Some in the House GOP are hoping that they’ll have a chance to enact additional spending cuts in further party-line bills this year as well as through the appropriations process. Many conservatives said they were reassured by 11th-hour conversations they had with White House budget chief Russ Vought before the final vote.

“You’re going to see a lot of fiscal restraint to add to this growth picture,” said Rep. Andy Barr (R-Ky.), a House Financial Services Committee member. “So growth, fiscal restraint — that will ultimately send the virtuous signal to the bond market.”

Barr said he also supports updating leverage requirements for banks to encourage them to purchase more Treasuries, which could help bring yields down.

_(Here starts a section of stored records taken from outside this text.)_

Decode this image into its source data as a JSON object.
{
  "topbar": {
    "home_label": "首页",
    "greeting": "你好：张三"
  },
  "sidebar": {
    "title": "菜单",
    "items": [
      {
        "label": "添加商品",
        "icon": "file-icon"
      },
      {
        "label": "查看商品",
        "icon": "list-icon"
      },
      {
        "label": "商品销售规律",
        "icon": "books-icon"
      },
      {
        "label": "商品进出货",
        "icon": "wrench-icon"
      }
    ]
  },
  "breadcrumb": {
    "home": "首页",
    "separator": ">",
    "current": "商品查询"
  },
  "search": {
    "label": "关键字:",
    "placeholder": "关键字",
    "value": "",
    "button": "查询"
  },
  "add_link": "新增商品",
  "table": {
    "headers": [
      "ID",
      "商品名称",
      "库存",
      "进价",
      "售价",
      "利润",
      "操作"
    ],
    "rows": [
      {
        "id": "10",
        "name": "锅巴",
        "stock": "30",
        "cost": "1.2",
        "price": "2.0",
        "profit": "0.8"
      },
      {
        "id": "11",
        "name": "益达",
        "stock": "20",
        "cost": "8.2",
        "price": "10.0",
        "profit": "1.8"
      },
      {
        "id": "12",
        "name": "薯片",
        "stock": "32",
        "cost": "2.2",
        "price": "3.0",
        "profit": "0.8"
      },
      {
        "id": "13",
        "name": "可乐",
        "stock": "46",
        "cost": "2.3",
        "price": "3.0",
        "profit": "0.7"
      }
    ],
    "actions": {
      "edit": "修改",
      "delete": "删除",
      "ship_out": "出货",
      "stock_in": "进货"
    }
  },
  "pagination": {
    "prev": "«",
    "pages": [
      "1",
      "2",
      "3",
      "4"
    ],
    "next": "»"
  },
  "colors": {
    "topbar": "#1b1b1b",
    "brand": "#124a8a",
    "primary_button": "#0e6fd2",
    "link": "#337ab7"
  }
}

As for Democrats, Rep. Ro Khanna of California laid out a progressive debt reduction plan in June that would cut the deficit by $12 trillion through reforms to defense contracting, a crackdown on “corporate profiteering” in Medicare and tax hikes for billionaires and companies.

In an interview Monday, Khanna predicted that serious deficit reduction would most likely occur under a Democratic trifecta rather than as part of a bipartisan effort.

Republicans, Khanna said, “have to be willing to raise taxes on the wealthy. That’s a philosophical difference. The math just doesn’t work without raising taxes on the wealthy.”